MAD=median(|D_i - median(D)|),

where D is the distance array, we can remove all outliers in each step, letting the ICP converge on a set of stars that exists in both frames A and B, leading to a far better fit than if all stars were included.

The figure below shows the same image as above (1.2), but where the same points have been fitted to the coordinates of the stars in the middle-most frame (30), superimposed onto the raw image.

It was observed that the fit is gradually worse closer to the edges, introducing a drift of a few pixels. This is likely the lens warping slightly at the edges, a common artifact.

3 Coordinate Transform

We now got the individual transformation matrices per frame, and simple matrix multiplication can be utilized to find the new coordinates [x', y'] for each original pixel [x, y] as a linear transformation. Pixels that fall outside the original frame matrix shape are discarded, and vacant cells are left empty.

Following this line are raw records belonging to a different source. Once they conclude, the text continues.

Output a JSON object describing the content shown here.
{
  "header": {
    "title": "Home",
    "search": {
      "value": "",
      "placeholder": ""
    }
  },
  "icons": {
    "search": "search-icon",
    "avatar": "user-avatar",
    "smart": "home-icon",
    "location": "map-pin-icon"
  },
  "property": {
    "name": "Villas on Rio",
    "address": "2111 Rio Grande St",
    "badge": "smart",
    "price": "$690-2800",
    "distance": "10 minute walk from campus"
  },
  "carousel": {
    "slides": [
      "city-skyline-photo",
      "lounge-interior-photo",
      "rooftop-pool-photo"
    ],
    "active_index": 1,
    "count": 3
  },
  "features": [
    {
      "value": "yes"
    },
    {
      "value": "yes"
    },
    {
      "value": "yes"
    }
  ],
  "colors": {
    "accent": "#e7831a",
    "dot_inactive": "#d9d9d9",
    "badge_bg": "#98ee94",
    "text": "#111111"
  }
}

Below is a visualization of the transformation. Stars are detected (orange dots) in the raw image, then fitted the reference stars (green dots) using ICP. The output transform is represented by the blue lines. Applying the same transform to each pixel in the raw image gives us the result shown to the right.

Stacking

Once all 70 frames have been aligned they can be combined to draw out faint signals and suppress noise. I've implemented Kappa-Sigma Clipping, a simple but reliable stacking algorithm that for each iteration rejects information per pixel that falls outside the range

μ∓σκ,

where μ is the average, σ the standard deviation, and κ a multiplier.

Result

This project was a treat to work on, and I'm quite happy with the results. Without patting myself too hard on the back, my DIY stacking implementation turned out much better than I anticipated. I can actually use this.

The figure below compares a crop of frame 30 (left) to all 70 frames stacked (right) by the implementation described in this project. All three (RGB) channels have been aligned. The white areas seen on the right are expected edge effects from the transformation.

Below is the same comparison, but zoomed in to highlight the difference in SNR. Faint stars that are effectively invisible in a single frame can clearly be seen in the stacked result.